Speeding Up Rust Builds: Code-Gen Edition

tl;dr Cache your code-gen results with the codegenrs crate.

Lately, there has been talk talk about improving build times, with a focus on reducing bloat like regex breaking out logic into features that can be disabled, cargo-bloat going on a diet, new cargo features to identify slow-to-build dependencies. The area that has been impacting me lately is build.rs. I've been code-generating compile-time hash tables (phf) which has added several dependencies to my build and takes a while.

Let's use imperative as an example. imperative is a simple way to check a word is in the imperative-mood. The logic was taken from pydocstyle where it was used to ensure the subject-line for a doc-comment should start with an imperative-mood verb.

imperative uses:

A set of blacklisted words (73 words).
A map of word-stems to acceptable full-words (227 full-words).

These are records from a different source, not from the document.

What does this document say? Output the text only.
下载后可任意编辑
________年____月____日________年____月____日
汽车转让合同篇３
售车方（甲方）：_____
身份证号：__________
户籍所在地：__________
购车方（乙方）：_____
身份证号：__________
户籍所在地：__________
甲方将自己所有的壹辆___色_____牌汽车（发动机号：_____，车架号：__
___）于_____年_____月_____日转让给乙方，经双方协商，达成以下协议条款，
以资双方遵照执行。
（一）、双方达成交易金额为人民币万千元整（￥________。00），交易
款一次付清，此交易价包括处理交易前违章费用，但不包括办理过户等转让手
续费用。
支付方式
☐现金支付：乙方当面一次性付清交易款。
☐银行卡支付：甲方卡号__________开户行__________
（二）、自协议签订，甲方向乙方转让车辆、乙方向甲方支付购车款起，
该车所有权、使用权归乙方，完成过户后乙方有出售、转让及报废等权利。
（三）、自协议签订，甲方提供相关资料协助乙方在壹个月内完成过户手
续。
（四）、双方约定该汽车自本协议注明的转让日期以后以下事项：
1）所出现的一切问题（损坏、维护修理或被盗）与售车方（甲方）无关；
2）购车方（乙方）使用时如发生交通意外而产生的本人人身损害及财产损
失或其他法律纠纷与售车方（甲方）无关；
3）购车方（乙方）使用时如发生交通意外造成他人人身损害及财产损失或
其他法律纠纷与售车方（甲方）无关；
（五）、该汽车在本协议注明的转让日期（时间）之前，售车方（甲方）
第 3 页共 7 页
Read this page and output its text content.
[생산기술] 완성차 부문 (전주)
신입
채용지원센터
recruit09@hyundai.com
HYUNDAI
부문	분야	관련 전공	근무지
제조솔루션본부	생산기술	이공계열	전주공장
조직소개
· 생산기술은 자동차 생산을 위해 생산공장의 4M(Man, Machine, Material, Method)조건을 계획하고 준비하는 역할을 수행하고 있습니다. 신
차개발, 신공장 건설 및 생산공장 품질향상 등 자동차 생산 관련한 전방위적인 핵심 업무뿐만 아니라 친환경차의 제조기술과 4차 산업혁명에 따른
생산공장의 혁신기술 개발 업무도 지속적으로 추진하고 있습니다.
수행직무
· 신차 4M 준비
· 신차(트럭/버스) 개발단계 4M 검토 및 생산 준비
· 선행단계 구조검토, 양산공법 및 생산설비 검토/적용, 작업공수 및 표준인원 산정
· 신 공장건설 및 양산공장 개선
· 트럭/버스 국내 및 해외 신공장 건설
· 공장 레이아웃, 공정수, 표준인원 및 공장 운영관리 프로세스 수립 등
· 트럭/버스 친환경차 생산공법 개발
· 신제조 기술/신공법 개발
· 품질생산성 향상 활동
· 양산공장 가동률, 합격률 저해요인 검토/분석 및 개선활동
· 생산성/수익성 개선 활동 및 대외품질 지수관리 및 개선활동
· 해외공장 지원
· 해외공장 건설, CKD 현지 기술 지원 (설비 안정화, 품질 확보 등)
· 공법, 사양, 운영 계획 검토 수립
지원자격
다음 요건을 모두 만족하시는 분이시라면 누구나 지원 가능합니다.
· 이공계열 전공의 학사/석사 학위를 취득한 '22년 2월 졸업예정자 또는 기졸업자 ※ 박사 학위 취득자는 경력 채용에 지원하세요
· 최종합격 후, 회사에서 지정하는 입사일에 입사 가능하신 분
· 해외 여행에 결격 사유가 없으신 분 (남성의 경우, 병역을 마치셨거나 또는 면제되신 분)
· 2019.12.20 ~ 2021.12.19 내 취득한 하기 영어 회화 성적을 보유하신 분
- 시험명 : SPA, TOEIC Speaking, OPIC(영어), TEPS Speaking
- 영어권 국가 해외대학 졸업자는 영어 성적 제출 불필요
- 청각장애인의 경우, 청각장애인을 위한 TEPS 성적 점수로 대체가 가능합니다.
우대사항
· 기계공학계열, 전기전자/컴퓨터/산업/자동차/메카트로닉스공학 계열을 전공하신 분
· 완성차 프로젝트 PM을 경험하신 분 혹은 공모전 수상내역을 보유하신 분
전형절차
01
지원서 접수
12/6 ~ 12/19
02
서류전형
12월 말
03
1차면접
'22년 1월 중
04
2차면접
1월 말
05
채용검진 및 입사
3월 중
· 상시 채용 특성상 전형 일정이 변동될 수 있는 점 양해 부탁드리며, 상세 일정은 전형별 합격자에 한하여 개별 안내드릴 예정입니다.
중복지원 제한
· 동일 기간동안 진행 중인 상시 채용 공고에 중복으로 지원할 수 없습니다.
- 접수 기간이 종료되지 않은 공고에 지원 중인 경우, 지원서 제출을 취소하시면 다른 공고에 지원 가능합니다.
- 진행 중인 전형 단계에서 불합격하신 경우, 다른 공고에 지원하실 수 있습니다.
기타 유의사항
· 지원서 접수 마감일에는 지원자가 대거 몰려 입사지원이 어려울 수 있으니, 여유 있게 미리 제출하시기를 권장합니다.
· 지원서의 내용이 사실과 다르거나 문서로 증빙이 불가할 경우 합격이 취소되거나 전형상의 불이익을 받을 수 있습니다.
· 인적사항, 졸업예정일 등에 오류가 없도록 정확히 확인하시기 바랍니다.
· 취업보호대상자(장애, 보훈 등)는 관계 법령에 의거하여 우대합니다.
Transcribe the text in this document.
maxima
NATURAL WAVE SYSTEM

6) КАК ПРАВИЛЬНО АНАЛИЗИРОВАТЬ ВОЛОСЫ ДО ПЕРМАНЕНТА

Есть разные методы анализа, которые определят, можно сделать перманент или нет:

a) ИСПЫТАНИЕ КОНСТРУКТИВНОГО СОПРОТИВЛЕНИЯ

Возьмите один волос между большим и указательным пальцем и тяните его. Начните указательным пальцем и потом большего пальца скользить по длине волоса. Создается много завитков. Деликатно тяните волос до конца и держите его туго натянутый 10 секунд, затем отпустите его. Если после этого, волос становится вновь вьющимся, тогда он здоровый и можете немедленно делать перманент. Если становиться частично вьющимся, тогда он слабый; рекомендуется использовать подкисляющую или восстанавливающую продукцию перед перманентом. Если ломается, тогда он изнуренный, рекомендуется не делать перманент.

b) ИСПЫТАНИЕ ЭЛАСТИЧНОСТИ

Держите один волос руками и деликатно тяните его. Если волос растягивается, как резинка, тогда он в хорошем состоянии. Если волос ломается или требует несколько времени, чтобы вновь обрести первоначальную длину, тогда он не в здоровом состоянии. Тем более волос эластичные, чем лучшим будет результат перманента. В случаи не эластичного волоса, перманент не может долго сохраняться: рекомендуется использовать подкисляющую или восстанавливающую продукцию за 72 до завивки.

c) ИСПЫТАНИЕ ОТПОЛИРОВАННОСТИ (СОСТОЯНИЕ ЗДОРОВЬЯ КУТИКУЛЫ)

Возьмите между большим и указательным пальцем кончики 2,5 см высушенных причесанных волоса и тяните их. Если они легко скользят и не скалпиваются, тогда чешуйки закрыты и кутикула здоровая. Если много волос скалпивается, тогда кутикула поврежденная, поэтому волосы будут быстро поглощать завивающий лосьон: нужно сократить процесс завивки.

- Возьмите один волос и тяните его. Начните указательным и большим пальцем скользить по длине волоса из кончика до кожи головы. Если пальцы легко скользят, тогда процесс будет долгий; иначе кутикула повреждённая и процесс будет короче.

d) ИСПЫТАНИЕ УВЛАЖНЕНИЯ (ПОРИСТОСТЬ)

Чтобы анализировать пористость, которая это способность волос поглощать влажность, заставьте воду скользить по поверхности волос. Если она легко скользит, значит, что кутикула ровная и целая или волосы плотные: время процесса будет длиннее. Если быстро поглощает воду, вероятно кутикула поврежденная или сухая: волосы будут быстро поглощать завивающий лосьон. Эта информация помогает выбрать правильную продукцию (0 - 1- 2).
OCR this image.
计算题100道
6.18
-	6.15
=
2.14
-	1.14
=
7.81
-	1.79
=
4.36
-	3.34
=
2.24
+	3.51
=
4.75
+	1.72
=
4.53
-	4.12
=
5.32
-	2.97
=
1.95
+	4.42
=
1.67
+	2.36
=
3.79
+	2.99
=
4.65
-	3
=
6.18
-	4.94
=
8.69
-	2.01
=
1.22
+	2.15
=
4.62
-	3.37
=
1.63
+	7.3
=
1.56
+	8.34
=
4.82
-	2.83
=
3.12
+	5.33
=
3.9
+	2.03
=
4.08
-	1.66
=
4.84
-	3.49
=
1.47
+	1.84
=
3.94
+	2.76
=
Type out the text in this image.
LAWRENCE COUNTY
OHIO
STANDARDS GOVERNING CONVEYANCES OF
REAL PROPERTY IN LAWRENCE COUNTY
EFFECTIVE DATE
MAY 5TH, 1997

And relies on the following unique dependencies:

phf_codegen
multimap

What if instead of code-generating in build.rs as part of imperative and all dependents' builds, we checked in the result? The main risks are:

Contributors forgetting to re-run code-gen
Contributors changing the code-gen output without modifying the code-generator.

We can mitigate these risks by having the CI run a --check mode in the code-generator that ensures the output matches what should be generated.

To setup imperative-codegen:

Set package.publish to false.
Add a dependency on codegenrs.
Write the code-generator.
Update the CI to check the generated output.

Now let's look at some very unscientific numbers for clean builds of imperative (a lib crate):

`imperative`	`cargo check`	`cargo build`
`build.rs`	39.94 s	35.65 s
`codegenrs`	22.55 s	26.06 s

Note that this technique might also help make crates work better with alternative build systems.